American baseball player (1852–1931)

John Joseph Burdock (April 1852 - November 27, 1931), nicknamed "Black Jack", was an American second baseman in Major League Baseball who played for several teams over a 20-year playing career. Burdock was known as a skilled fielder, and he recorded the first known out on a major-league hidden ball trick. He was player-manager for the 1883 Boston Beaneaters when they won a league pennant.

By the late 1880s, Burdock struggled with injuries and alcoholism, and he was released by Boston during the 1888 season. He was signed by the Brooklyn Bridegrooms for the rest of that year, was out of baseball for the next two seasons, and retired after playing part of the 1891 season with Brooklyn.

==Early career==
Burdock made his professional debut in 1872 with the Brooklyn Atlantics at age 20. He played catcher for the struggling team during its first two seasons in the National Association. He was converted to second base in 1874 with the New York Mutuals, and then spent three years with the Hartford Dark Blues. The Dark Blues joined the National League in 1876, and Burdock stayed with the team through 1877. He signed with the Boston Red Caps the next year.

==Boston Red Caps==
By the time that Burdock arrived in Boston in 1878, he had become one of the game's premier second basemen. He led NL second basemen in putouts each year between 1876 and 1880, and by 1884, he had led his position in fielding percentage several times. An 1881 horse car accident had nearly derailed Burdock's career; he was rendered unconscious and local newspaper coverage indicated that he was taken home in critical condition. Despite dire predictions, Burdock recovered quickly from the head injury and did not miss significant playing time.

Burdock did not hit particularly well, but he stood out offensively in 1883, surging to 88 runs batted in; he did not drive in half that many runs in any other major-league season. That same year, Burdock succeeded first baseman John Morrill as the team's manager. After the team started the season 30-24, the managerial job went back to Morrill and Burdock devoted his full attention to second base. The team captured the National League pennant.

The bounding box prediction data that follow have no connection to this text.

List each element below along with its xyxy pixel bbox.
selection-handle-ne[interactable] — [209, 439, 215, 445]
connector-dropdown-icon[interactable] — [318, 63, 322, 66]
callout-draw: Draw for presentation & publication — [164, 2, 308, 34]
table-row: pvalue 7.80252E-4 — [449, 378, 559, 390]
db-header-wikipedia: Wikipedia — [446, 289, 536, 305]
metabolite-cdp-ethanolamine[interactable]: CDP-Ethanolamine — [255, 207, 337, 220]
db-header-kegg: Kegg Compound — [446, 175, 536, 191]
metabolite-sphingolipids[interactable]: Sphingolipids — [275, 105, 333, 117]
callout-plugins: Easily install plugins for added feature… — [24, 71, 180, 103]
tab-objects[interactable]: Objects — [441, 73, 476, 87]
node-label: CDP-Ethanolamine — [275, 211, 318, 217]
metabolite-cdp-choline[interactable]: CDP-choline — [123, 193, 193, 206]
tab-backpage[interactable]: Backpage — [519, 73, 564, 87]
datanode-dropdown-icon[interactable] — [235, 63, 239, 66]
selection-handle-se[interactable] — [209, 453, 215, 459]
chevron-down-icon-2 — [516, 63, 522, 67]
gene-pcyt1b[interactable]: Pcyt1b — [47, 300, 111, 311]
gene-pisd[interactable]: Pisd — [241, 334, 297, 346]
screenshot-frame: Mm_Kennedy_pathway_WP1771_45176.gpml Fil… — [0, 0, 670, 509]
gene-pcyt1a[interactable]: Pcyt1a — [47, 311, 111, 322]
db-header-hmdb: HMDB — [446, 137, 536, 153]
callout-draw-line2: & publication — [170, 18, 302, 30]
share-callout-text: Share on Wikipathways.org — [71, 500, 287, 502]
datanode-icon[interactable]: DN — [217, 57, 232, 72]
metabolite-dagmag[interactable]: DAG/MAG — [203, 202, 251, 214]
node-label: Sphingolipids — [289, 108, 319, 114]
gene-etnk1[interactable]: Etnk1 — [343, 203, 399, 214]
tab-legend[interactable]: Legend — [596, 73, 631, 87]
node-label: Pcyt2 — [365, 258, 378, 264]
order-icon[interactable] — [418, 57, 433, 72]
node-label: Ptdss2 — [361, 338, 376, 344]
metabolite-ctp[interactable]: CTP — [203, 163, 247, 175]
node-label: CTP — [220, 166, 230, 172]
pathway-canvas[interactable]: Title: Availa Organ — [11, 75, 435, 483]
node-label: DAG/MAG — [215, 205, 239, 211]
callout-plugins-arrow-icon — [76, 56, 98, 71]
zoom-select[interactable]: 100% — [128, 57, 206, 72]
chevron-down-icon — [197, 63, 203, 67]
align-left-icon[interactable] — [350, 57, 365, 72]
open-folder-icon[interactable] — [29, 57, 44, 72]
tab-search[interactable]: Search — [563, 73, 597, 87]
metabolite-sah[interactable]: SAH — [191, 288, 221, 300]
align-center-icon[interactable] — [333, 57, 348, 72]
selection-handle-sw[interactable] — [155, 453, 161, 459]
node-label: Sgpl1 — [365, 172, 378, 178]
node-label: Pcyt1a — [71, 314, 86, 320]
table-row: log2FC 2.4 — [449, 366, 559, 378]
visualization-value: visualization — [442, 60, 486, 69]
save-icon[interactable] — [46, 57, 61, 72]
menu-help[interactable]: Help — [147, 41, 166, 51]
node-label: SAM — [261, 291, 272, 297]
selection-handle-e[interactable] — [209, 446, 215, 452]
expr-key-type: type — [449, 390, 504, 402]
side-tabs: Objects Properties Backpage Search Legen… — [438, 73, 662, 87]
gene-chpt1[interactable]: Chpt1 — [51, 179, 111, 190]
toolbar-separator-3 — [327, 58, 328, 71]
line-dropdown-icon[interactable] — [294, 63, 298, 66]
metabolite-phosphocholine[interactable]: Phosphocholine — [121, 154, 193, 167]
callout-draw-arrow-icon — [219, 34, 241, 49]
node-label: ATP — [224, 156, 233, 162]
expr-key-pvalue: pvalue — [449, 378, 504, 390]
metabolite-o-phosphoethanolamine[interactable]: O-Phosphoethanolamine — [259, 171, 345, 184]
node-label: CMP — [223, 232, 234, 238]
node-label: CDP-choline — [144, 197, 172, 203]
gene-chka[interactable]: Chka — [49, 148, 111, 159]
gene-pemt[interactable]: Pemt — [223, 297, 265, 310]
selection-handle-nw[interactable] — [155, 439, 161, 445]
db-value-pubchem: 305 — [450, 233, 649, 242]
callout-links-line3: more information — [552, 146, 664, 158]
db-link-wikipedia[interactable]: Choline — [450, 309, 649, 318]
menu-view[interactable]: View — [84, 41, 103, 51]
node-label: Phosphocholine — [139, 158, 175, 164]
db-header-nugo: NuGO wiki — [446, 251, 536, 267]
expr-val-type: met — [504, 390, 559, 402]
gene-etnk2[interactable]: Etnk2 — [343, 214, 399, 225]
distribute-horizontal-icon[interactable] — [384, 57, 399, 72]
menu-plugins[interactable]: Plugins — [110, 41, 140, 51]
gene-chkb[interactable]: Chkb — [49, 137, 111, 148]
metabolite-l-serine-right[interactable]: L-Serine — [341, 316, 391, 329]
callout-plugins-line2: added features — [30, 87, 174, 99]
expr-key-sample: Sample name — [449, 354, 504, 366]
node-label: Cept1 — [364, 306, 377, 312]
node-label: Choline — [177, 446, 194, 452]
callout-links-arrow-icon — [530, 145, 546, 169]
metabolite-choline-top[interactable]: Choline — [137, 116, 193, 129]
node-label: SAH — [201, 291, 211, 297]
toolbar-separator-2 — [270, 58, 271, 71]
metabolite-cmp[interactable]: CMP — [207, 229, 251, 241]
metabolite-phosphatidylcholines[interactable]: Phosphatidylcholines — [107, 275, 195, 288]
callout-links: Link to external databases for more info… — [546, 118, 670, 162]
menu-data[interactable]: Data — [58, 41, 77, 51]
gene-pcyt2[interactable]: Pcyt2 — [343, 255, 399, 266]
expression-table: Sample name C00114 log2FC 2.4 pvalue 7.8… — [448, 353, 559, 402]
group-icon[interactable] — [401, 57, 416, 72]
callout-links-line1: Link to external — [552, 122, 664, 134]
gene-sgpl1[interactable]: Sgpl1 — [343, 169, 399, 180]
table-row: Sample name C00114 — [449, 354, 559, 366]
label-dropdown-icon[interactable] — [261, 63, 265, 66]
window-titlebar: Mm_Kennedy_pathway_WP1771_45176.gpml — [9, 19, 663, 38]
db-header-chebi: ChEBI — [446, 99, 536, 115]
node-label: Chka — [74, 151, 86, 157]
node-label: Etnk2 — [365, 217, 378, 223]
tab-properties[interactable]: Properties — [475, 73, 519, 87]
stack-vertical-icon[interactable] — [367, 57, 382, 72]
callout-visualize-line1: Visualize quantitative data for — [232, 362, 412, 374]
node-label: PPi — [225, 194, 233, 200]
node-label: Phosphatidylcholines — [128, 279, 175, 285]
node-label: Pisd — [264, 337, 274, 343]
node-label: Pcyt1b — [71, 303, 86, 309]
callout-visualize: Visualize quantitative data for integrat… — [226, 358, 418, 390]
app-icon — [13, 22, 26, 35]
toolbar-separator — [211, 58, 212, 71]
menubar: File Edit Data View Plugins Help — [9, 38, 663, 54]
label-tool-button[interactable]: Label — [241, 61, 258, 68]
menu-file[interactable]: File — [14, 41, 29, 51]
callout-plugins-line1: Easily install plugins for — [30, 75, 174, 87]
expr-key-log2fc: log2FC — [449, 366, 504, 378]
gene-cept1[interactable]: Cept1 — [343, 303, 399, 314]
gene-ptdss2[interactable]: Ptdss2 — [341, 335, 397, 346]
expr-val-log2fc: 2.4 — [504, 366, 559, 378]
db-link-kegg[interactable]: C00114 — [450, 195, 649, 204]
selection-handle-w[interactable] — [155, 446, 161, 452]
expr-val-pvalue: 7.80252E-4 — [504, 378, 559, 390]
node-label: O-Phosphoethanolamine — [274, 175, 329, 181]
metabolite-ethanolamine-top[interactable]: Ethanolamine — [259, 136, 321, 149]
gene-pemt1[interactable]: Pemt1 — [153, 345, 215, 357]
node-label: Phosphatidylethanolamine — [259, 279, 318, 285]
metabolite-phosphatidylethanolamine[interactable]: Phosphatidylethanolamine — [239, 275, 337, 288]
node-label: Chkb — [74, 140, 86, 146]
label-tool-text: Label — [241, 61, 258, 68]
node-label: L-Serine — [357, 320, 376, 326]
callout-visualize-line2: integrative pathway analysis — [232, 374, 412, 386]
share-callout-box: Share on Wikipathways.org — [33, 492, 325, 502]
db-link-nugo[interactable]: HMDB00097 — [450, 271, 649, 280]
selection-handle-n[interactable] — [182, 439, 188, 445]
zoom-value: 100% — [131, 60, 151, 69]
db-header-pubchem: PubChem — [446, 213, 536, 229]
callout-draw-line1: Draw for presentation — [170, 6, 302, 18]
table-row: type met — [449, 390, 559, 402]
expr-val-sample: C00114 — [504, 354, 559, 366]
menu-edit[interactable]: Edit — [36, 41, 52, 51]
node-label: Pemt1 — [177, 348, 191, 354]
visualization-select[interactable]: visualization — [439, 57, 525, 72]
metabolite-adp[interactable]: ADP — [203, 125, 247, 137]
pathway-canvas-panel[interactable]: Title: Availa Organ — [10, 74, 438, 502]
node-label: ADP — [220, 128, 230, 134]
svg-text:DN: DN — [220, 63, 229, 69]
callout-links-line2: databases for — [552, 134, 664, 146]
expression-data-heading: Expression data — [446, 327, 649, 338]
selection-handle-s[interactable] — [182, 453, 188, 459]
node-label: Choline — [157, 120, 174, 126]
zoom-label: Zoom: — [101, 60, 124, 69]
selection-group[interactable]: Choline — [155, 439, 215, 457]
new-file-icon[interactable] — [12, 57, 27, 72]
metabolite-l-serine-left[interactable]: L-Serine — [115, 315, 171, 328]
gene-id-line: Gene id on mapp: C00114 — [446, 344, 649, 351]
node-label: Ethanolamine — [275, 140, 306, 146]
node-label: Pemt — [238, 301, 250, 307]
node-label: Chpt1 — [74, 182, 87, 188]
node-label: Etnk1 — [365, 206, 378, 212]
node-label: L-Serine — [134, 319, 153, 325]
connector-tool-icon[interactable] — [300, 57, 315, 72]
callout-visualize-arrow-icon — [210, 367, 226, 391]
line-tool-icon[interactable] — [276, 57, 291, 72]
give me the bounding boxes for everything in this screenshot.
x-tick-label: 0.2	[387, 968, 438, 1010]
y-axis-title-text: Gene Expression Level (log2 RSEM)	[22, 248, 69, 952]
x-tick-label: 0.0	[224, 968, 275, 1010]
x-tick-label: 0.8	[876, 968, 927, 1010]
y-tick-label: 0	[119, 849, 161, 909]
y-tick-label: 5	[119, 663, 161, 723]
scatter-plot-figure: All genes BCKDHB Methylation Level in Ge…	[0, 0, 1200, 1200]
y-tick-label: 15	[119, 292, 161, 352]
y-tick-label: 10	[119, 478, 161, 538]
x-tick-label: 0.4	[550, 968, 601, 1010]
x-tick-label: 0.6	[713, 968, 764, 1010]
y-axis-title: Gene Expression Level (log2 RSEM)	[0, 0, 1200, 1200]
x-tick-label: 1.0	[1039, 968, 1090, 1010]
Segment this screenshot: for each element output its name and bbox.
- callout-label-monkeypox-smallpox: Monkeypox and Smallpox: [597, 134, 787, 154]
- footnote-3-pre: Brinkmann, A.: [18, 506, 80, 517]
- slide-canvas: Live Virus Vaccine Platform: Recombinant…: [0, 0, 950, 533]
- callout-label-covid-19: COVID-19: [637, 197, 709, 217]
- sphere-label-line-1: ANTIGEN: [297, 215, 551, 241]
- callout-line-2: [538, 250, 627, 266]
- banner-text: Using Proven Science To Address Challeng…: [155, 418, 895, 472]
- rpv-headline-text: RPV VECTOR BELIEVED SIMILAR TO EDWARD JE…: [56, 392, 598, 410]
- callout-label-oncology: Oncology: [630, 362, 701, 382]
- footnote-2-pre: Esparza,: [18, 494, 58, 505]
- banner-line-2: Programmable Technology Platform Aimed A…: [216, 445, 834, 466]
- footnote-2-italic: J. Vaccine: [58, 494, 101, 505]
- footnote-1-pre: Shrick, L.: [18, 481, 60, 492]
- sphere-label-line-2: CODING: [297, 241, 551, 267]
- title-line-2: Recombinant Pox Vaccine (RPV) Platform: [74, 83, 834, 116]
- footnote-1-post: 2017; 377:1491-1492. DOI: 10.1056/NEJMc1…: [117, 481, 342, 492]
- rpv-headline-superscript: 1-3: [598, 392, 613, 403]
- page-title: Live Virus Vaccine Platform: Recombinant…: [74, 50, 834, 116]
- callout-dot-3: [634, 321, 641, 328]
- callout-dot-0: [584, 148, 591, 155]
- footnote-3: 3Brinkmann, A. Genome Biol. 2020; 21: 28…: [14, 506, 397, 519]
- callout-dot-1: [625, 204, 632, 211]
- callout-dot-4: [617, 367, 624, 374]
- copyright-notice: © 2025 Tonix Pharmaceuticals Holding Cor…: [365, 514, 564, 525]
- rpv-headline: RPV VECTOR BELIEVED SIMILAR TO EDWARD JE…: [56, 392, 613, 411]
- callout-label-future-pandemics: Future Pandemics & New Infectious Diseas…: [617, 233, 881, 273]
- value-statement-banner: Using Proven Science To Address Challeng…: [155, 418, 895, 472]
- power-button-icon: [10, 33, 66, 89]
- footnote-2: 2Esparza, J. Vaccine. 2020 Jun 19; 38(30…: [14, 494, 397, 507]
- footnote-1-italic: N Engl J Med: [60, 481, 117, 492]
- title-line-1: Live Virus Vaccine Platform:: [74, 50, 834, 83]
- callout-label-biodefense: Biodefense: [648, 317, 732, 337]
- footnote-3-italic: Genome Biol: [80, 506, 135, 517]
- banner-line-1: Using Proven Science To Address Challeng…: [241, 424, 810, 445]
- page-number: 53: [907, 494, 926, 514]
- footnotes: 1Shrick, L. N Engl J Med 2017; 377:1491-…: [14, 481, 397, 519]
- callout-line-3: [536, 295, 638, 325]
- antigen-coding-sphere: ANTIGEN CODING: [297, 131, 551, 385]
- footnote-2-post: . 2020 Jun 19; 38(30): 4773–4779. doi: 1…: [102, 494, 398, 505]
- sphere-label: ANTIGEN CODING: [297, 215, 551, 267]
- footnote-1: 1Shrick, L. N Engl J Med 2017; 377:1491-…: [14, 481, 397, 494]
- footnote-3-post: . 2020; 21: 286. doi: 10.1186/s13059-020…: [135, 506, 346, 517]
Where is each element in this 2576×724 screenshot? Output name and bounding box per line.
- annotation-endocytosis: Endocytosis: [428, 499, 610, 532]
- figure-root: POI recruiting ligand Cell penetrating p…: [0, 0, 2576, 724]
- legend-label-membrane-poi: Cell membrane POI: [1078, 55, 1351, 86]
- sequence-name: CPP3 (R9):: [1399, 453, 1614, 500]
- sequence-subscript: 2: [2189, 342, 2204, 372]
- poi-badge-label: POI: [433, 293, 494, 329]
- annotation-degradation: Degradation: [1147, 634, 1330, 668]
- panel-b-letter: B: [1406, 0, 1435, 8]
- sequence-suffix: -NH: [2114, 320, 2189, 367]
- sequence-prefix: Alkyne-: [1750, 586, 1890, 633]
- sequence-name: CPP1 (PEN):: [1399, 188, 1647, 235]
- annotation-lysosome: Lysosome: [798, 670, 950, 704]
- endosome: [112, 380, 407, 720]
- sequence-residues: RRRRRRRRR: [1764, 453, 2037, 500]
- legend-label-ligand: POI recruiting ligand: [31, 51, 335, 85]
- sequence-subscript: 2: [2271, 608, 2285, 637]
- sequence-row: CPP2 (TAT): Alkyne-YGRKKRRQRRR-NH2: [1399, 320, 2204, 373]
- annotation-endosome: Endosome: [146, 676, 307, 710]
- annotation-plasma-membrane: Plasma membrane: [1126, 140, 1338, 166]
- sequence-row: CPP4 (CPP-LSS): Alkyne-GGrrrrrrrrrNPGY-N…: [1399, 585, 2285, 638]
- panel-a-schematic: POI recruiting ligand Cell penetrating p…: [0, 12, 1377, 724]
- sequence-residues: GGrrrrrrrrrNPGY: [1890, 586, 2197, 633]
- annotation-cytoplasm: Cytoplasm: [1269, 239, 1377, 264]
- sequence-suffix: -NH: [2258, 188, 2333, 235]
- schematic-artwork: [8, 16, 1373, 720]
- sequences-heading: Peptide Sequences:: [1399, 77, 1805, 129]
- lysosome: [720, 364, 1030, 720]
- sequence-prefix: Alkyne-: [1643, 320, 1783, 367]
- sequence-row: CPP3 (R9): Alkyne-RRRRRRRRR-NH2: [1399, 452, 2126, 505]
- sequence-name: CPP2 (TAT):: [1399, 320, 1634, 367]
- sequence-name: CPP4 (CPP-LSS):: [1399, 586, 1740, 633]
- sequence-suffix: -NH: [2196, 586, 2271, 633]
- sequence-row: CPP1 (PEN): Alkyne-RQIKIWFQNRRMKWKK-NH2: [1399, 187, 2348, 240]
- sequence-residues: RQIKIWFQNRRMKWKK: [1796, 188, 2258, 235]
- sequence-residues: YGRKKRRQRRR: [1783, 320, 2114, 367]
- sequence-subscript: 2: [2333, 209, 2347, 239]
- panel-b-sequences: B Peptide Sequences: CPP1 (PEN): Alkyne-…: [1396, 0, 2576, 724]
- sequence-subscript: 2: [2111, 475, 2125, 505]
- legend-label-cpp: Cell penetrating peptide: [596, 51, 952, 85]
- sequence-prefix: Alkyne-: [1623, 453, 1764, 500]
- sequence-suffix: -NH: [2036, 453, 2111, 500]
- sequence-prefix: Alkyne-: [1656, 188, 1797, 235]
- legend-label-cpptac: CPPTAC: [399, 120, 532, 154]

Burdock held an unusually close association with baseball's hidden ball trick. In May 1876, Burdock executed what is thought to be the first hidden ball trick in the major leagues, and in August of the same year, he recorded another out with the trick. In the ninth inning of a close game in 1881, Burdock hit a double but was tagged out on a hidden ball trick. As of 2015, he was one of nine MLB players to have been a "victim" and a "perpetrator" of such a play.

==After Boston==
In the latter part of his career, Burdock suffered injuries and he developed a drinking problem. Because of his intemperance, Boston released him in the middle of the 1888 season. At the time of Burdock's release, baseball teams were phasing out left-handed second basemen, and the Brooklyn Bridegrooms were seeking to replace Bill McClellan. Brooklyn team president Charlie Byrne acknowledged Burdock's damaged reputation, but he agreed to give Burdock a chance with the team. Shortly after Burdock was signed, he faced criminal charges for kissing a woman while he was intoxicated, but he was acquitted at trial.

Burdock was out of the major leagues in 1889 and 1890. He retired at age 39 after coming back to play for the Grooms in 1891.

Burdock died on November 27, 1931, in Brooklyn at age 79. He was buried at the Holy Cross Cemetery.